Qui n'a pas eu un jour ou l'autre l'idée fugace, le désir insensé, de disparaître pour toujours, de partir pour ne jamais revenir?
Fermer la porte un beau matin, irrévocablement. Marcher sans se retourner. Aller droit devant. Et s'évaporer tout doucement, comme la rosée du matin sous le souffle tiède d'un soleil naissant. Disséminer aux quatre vents les choses qui vous parlaient de vous, devenir un autre, sans passé, sans mémoire, étranger à vous-même et aux autres, repartir de zéro dépouillé de tout ce qui faisait votre identité. Votre nom, votre maison, votre travail, votre famille…à jamais effacés.

Au Japon, nombreux sont ceux qui prennent la fuite sans explication. On les appelle « les Johatsu », les évaporés.
Considérée comme une fugue, leur disparition n'entraîne aucune enquête policière et pour les familles, le silence qui entoure cet acte déshonorant les décourage bien souvent d'entreprendre des recherches.
Pourtant, les motifs qui poussent un individu à abandonner son foyer incombent rarement à un désir impérieux de changement.
La récession des années 1990, l'endettement auprès d'organismes criminels, la crise, le chômage ainsi que l'ampleur du désastre de Fukushima, ont accru cette pratique ancestrale remontant à l'époque Edo, quand voleurs et criminels venaient se purifier aux sources du Mont Fuji et disparaissaient dans les vapeurs d'eau chaude.
Depuis le tsunami et la catastrophe nucléaire de 2012, de nombreux japonais accablés de dettes, à la dérive, jetés sur les routes, n'ont eu d'autre choix que celui de l'exil.

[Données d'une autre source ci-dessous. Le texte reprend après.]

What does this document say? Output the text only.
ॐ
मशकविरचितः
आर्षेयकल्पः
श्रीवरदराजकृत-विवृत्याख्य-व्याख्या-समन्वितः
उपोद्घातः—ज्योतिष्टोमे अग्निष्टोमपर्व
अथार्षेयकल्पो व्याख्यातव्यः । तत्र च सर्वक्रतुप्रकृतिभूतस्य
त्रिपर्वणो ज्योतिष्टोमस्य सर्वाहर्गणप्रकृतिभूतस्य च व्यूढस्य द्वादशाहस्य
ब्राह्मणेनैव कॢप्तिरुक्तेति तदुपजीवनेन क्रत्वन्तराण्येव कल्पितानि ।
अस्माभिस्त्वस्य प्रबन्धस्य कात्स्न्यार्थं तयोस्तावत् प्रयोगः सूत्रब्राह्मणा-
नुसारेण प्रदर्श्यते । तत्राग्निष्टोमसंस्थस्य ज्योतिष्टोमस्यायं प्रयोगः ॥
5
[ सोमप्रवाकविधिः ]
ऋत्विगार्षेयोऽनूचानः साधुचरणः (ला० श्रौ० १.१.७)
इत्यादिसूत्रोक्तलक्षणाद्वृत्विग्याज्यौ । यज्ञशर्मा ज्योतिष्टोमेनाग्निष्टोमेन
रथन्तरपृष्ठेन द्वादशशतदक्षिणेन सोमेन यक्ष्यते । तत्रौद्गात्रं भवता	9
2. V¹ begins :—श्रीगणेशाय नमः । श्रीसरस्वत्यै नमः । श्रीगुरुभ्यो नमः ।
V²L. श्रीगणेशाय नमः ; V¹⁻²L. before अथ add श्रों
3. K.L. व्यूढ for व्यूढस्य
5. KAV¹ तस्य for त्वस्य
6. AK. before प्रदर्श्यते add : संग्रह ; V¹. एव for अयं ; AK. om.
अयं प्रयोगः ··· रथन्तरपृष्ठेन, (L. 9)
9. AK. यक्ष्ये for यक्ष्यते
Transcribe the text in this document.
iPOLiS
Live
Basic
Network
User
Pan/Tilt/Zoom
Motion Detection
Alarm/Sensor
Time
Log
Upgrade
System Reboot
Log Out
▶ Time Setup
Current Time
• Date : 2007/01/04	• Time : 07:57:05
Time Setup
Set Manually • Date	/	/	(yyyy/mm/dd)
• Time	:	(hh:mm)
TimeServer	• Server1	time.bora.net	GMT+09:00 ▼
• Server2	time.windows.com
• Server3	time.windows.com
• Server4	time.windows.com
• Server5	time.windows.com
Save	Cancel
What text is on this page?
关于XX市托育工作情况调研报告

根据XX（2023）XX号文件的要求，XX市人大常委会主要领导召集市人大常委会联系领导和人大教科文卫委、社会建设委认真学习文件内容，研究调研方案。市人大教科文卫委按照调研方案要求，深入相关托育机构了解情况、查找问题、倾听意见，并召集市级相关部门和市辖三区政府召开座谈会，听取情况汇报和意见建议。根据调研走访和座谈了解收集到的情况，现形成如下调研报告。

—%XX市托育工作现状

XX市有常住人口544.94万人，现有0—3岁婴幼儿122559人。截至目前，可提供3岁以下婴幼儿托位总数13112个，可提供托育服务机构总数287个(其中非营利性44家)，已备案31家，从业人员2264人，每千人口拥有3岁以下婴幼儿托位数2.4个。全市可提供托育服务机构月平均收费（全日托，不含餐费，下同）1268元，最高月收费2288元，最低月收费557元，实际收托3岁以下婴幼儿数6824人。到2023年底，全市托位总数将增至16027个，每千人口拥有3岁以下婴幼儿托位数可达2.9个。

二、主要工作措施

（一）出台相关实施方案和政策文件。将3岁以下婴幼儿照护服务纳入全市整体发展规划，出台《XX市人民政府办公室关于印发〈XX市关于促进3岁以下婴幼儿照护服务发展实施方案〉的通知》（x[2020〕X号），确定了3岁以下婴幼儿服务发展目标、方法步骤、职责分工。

« Parfois, pour survivre, il faut partir ».
Partir, c'est ce que se résout à faire Kaze, honorable salaryman de Tokyo, après avoir été l'intervenant involontaire de scandaleuses spéculations pour la grosse société d'investissements pour laquelle il travaille. Devenu gênant, il est mis sur la touche et licencié. Menacé par la pègre, il comprend que pour protéger sa femme et préserver sa vie, il lui faut désormais devenir l'un des nombreux fantômes sans nom et sans passé qui hantent le Japon.
Lorsqu'elle apprend la nouvelle de sa disparition sa fille Yukiko, installée aux Etats-Unis depuis dix ans, s'envole immédiatement pour le Japon. Elle est accompagnée de son ancien compagnon, le détective et poète Richard B., qui, dans l'espoir de la reconquérir, a accepté de l'aider à retrouver son père.
A Tokyo, alors que Yukiko renoue avec ses racines, Richard lui, découvre la complexité d'un monde intrigant et fascinant, tandis que dans son errance anonyme, Kaze croise la route d'Akainu - un jeune garçon qui a perdu sa famille dans le chaos du tsunami - et qu'ensemble, ils entreprennent de gagner le nord du pays.
Richard, Kaze, Yukiko, Akainu, ces quatre personnages qui incarnent chacun à leur manière une forme de fuite, entre espoir et peur, quête d'amour, de justice ou des origines, vont nous faire approcher la civilisation japonaise dans toutes ses énigmes et tous ses paradoxes, dans toute la fantasmagorie que cette société mystérieuse et déconcertante inspire.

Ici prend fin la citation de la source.